Morality scares modern man. But science’s ironic dogmatism and simplistic platitudes give us no true substitute for an intelligent and responsible engagement with life. Scientific fundamentalism can be as dangerous, if not more dangerous, than religious fundamentalism, if only because we fail to recognize the new tyranny.
Into the twenty-first century, medicalization has expanded the reach of its violence, not only disregarding the principle of “first, do no harm” but also distorting medicine from “the healing art” into the art of harm. The language of affirmation for “the authentic self” to be excavated from the flesh hides a most deadly self-abnegation.

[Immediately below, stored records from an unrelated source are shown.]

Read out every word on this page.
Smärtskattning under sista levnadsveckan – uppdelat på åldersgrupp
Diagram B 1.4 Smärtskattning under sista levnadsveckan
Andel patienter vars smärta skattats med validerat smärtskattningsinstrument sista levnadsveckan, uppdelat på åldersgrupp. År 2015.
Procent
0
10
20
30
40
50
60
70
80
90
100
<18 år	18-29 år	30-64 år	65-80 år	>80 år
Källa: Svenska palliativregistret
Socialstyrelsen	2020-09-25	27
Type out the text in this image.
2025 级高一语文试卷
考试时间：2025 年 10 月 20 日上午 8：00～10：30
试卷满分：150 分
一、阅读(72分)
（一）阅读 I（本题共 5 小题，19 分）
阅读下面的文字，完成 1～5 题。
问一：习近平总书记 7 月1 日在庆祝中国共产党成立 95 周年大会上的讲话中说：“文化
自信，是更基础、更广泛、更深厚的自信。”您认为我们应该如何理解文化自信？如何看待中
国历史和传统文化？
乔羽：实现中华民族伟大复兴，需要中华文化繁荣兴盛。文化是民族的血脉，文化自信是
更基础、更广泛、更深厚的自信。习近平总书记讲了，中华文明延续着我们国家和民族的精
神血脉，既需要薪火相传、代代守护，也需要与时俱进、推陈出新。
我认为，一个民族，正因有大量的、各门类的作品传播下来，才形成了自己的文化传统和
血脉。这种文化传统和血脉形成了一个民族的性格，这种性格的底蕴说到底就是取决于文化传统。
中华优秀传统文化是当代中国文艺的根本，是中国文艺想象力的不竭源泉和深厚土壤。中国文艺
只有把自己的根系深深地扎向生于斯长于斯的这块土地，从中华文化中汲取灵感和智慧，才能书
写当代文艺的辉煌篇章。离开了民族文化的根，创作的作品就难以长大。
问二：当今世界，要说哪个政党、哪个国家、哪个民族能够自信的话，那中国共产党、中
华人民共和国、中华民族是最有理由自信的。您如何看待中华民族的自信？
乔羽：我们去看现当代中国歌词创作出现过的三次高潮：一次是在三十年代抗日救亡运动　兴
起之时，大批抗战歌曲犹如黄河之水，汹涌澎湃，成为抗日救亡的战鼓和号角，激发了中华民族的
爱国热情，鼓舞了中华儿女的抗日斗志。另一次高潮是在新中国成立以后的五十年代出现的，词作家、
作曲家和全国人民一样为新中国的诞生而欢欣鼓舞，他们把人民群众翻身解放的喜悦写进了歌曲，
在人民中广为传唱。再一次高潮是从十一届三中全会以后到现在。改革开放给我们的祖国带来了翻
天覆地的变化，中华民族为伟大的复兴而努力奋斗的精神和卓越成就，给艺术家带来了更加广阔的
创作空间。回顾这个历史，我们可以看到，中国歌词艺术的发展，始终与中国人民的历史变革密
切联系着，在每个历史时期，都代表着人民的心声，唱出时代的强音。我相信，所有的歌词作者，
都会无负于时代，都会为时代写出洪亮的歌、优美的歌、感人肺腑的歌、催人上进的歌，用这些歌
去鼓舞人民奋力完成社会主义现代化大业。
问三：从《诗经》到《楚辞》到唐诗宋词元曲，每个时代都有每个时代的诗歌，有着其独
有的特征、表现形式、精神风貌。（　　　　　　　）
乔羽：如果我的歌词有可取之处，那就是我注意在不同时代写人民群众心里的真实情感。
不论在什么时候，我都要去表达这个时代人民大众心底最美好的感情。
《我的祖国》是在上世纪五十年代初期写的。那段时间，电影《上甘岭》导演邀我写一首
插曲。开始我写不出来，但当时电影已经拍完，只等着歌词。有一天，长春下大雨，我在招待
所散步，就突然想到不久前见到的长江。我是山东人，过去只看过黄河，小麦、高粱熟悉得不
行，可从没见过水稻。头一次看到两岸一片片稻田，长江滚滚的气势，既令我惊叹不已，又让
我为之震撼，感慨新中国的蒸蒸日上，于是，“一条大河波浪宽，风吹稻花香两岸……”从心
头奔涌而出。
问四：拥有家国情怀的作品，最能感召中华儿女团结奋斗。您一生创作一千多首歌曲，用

In her 2022 book, The Genesis of Gender, Abigail Favale analyzes how “gender-affirming care,” like transgender anthropology more broadly, denies the way in which “the body reveals the person.” Transgender identification, she argues, expresses “a longing for wholeness,” a good desire executed in error “through violence against the body.” Favale writes:
The affirmation model cannot offer true self-acceptance, unless the body is no longer considered part of the self. Choosing a lifetime of medicalization in order to maintain an illusion of cross-sex identity is not ‘being who you really are.’ The affirmation model is self-denial masquerading as self-acceptance. Because our bodies are ourselves, what is being “affirmed,” ultimately, is the patient’s self-hatred.
Advocates for socially and medically transitioning children and young people fail in a deadly serious way. They fetishize being on the right side of history so much that the demands of morality escape them entirely. This fetishism has impoverished their discernment. Opposed to bigotry in theory, they become bigoted in practice.
Today’s priests of progress may discover themselves, at last, betraying what they so desperately believe.